O registro da família continua a crescer. Seis Vueltas del Uruguay e três Rutas de América para Federico, uma vitória em Rutas para Agustín, segundo na mesma corrida e terceiro na Vuelta. Agora Mauricio acrescenta mais uma cereja, com a mais importante vitória de estrada em muito tempo para um ciclista uruguaio, senão a mais importante de todas, para a categoria. Federico não se vê como a pessoa certa para colocar a vitória do filho em uma etapa da história do ciclismo celestial, mas se sente encorajado a valorizar a etapa que Mauricio está subindo. “Você pode ganhar ou perder, mas estando nesses níveis, como uma família, estamos definitivamente satisfeitos e felizes com o que ele fez”, disse ele.
Agustín nos lembra alguns momentos decisivos na vida de Mauricio: “Ele teve muitos acidentes na infância e lesões. Um grave acidente aos 12 anos o deixou à beira da morte, vários dias no CTI para se recuperar. Parece-me que sendo irmão vejo coisas que os outros não veem”, explica, tentando revelar os locais por onde o novo campeão teve de passar.
Ele evoca em particular o momento do retorno ao amadorismo. Quando a Caja Rural não o renovou em sua equipe profissional há alguns anos, “ele viu ainda mais a possibilidade de ser profissional”, explica, “estava prestes a deixar a moto e vir para o Uruguai”. O sentimento fraterno pode ser resumido em poucas palavras: “Há muitas coisas que fazem este prêmio hoje multiplicado por mil, e que a alegria de todos nós é enorme pelo que está acontecendo com ele.

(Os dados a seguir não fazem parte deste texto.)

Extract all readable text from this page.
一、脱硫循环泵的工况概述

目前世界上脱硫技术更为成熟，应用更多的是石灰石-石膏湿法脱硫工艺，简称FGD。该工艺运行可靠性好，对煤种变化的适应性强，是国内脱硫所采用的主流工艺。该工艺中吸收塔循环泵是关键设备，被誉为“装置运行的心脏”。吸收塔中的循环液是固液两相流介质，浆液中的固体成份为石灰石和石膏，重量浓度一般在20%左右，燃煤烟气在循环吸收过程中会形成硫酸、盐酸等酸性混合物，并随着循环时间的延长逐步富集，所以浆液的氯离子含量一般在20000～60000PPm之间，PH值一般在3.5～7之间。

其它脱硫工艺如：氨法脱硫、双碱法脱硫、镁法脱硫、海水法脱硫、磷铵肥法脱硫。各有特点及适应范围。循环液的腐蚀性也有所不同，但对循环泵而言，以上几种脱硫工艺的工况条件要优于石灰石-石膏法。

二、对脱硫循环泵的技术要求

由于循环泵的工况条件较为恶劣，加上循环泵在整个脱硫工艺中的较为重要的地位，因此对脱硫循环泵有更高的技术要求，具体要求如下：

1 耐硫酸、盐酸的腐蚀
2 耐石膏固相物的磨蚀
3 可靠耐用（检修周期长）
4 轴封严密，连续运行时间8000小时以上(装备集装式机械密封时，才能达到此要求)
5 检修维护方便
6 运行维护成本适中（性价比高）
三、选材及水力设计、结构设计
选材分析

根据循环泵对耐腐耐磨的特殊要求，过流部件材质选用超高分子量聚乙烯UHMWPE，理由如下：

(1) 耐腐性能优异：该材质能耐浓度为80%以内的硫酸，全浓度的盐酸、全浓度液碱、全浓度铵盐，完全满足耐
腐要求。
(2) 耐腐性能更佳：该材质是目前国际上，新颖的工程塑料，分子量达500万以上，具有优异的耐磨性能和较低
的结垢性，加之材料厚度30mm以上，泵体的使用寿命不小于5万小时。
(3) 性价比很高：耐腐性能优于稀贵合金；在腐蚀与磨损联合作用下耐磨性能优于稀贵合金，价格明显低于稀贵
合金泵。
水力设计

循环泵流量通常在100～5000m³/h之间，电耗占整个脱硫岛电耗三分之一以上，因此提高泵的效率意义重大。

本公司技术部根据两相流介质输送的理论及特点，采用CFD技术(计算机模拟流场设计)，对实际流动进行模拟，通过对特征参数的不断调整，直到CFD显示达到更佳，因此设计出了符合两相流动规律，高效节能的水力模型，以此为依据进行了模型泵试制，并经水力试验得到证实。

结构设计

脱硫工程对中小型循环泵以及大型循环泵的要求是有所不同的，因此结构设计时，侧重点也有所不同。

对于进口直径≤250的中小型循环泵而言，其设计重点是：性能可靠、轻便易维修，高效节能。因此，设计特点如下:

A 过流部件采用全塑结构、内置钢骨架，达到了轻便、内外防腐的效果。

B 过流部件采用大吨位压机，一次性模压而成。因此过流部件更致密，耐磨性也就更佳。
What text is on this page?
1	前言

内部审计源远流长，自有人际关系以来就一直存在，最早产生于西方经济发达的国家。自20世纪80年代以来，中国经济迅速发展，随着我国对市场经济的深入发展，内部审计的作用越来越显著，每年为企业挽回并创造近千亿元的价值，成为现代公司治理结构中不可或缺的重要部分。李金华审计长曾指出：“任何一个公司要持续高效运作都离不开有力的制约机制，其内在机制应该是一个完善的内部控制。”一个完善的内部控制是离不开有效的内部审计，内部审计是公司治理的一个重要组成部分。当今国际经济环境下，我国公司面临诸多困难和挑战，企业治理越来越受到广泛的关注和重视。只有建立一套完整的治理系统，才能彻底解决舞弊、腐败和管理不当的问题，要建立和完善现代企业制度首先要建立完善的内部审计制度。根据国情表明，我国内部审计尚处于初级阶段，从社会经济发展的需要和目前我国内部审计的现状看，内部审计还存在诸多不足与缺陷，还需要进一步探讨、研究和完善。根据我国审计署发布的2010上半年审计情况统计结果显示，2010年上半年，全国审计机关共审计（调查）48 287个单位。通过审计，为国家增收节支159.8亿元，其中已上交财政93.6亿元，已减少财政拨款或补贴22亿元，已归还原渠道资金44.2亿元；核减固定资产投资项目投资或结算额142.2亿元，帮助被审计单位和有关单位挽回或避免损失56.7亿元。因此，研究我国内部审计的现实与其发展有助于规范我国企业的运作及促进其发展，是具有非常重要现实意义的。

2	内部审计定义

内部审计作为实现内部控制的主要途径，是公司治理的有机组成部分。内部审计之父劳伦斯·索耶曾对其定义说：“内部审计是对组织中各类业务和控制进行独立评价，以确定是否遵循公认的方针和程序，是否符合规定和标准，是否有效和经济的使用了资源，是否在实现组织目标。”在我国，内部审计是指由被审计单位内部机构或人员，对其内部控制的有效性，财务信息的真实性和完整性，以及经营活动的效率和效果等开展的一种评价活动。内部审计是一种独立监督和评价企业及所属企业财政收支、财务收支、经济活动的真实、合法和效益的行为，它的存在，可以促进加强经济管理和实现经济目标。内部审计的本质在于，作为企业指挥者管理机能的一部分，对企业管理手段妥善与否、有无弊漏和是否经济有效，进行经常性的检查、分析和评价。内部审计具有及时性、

“Para mim, os sentimentos são os mesmos, ganhar ou perder, porque andar de bicicleta é assim”, diz Moreira Sr. “Logicamente, a maior satisfação é para ele. A maior satisfação que você pode ter como pai é antes de tudo que seu filho termine uma competição são e salvo, porque você sabe o que significam as quedas, você vivencia em primeira mão, algumas muito duras”, lembra.
Que nós somos
O microfone aponta para Mauricio, a câmera também. Ele ainda está animado, depois de lembrar que ganhou como seu pai. Mas ele esclarece: “Não sou nem um quarto dele, porque as pessoas se viraram para vê-lo e gritaram seu nome na estrada”.
Calles cantando seu nome é como o filho descreve o pai, a nova figura vencedora que pode tê-lo inspirado ao longo de sua carreira. O pai devolve a bola para o filho, respondendo a pergunta sobre seu papel na carreira de Mauricio: “Não é porque alguém foi ciclista que eu posso te aconselhar ou te dizer como você deve fazer as coisas hoje, para que ele possa ser onde ele está.” O irmão dá mais uma olhada: “Muitas vezes as pessoas pensam que é difícil ou desconfortável. [ser hijo de Federico]. Quando você é menino você não tem muita noção das coisas e isso pode te incomodar um pouco. Mas quando você cresce, você toma isso como referência”.
Entre as ideias que muitas vezes terão sobrevoado, Agustín Moreira explica ainda: “Escolhemos ser ciclistas. Eles nunca nos disseram “eles têm que ser ciclistas”. Para mim, meu pai é uma grande referência e, ao longo dos anos, mostramos que usamos com orgulho o nome da nossa família em todos os lugares. Agora também para Portugal.